The Thanksgiving meal may be over but arguably the most important Thanksgiving dish is only getting started – the turkey-and-leftovers-sandwich. It’s as much a part of the holiday as the meal itself and come the next morning it’s what most people are looking for when it’s time to make lunch, or even midnight snack.
There’s really nothing wrong with the sandwich tradition but since I’ve thought about this a lot, I wanted to share a little about sandwich construction. I’m one of those people who gets really annoyed when my sandwich fillings leak out the sides. When I’m making my own I do everything I can to keep it together. But if you prefer a messy delicious experience by all means just enjoy the pictures and ignore the rest.

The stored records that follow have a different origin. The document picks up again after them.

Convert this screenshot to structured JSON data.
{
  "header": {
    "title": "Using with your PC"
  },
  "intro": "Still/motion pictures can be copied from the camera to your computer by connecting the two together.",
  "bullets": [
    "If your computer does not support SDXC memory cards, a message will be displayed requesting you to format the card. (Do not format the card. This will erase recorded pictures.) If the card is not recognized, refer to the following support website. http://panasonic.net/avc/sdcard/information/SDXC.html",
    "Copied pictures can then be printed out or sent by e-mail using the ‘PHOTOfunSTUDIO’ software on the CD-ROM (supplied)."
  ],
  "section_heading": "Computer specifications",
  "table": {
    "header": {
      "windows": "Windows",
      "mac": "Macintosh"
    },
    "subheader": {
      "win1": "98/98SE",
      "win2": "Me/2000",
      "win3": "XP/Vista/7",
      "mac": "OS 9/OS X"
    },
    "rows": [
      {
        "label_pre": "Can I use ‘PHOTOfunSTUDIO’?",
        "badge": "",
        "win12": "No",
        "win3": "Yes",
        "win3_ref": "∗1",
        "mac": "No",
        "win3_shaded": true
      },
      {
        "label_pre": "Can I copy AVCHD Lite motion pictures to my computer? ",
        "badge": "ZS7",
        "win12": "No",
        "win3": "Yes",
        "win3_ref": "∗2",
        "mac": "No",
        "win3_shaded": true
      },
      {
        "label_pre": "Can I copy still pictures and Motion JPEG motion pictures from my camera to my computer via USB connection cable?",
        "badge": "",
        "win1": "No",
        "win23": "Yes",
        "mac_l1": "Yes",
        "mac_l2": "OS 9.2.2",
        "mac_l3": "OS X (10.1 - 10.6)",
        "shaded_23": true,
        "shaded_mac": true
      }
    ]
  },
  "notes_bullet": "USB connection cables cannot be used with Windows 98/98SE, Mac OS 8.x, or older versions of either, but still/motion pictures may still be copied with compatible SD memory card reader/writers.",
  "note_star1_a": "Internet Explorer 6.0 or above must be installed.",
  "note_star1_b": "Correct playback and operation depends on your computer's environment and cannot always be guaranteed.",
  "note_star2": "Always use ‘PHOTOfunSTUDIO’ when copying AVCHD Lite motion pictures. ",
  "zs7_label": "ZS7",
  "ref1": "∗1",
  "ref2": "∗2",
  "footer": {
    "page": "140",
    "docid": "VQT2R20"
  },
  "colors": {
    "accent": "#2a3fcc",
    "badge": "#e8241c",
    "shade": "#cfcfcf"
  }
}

The only non-Thanksgiving table ingredient you really need for these sandwiches is bread and mayo which helps to perk up the leftover foods. I’m also a fan of mixing the cranberry sauce with the mayo to help spread out the cranberry flavor but that’s not vital to construction. The important thing is to think about how sturdy your ingredients are. Chopped vegetable dishes like green bean casserole are not going to stay together well when you take a bite of your sandwich. But slices of turkey, creamy dishes, and mashed potatoes are left likely to fall out. Alternating structured with unstructured ingredients keeps it together and also makes the texture more interesting.
And about that stuffing. Let’s consider stuffing to be the third piece of bread in your sandwich an extra piece of bread will make the sandwich a little more stable and a little more impressive, always a plus. Stuffing is already part bread and spacing it away from the ends of the sandwich means it won’t get lost in the shuffle. Unless of course you, like me, don’t really love stuffing in your sandwich. Then you can just save it for someone who does.